The Next-Generation Ecosystem Experiments–Tropics, or NGEE-Tropics, is a ten-year, multi-institutional project funded by the U.S. Department of Energy (DOE) which aims to fill the critical gaps in our knowledge of tropical forest-climate system interactions.  The overarching goal of NGEE-Tropics is to develop a predictive understanding of how tropical forest carbon balance and climate system feedbacks will respond to changing environmental drivers over the 21st Century.  

k34-towerIn our current first phase of NGEE–Tropics, we are assessing what is known about tropical forest ecosystems and how well these processes are represented in Earth System models (ESMs). Uncertainty assessments are informing field and laboratory studies that will provide new, high-priority data for forest ecosystem models. Several initial field studies are underway at key sites, including pilot studies in Brazil, Panama, and Puerto Rico, and a select group of ForestGEO sites across the tropics.

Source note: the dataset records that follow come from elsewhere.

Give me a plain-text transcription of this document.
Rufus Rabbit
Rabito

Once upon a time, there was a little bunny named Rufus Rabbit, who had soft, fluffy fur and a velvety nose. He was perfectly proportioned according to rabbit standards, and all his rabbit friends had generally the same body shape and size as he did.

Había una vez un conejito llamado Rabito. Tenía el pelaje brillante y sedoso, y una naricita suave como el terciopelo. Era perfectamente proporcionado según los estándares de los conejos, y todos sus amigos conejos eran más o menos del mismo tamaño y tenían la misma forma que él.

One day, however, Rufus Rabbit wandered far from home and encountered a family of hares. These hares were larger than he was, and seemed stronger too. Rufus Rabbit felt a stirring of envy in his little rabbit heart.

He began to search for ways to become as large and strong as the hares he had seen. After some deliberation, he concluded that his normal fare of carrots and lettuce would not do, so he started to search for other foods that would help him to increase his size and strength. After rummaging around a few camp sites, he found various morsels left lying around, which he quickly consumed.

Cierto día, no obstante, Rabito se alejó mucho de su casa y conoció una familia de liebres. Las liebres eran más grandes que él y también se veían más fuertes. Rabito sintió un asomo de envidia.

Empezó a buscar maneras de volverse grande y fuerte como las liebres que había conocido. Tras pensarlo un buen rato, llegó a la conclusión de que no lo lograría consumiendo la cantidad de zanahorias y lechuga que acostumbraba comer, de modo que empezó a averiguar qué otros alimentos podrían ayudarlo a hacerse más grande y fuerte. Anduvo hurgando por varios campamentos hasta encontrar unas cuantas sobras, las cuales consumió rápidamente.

Measurements at these sites address

  • Forest carbon cycle−hydrology interactions
  • Nutrient limitations in tropical secondary forests
  • Plant functional diversity response to climate change
  • Regional variation in the causes of tree mortality

NGEE-Tropics’ grand deliverable is  a representative, process-rich tropical forest ecosystem model, extending from bedrock to the top of the vegetative canopy-atmosphere interface, in which the evolution and feedbacks of tropical ecosystems in a changing climate can be modeled at the scale and resolution of a next-generation Earth System Model grid cell (~10x10km grid size).

The overarching goal of NGEE-Tropics is to develop a predictive understanding of how tropical forest carbon balance and climate system feedbacks will respond to changing environmental drivers over the 21st Century.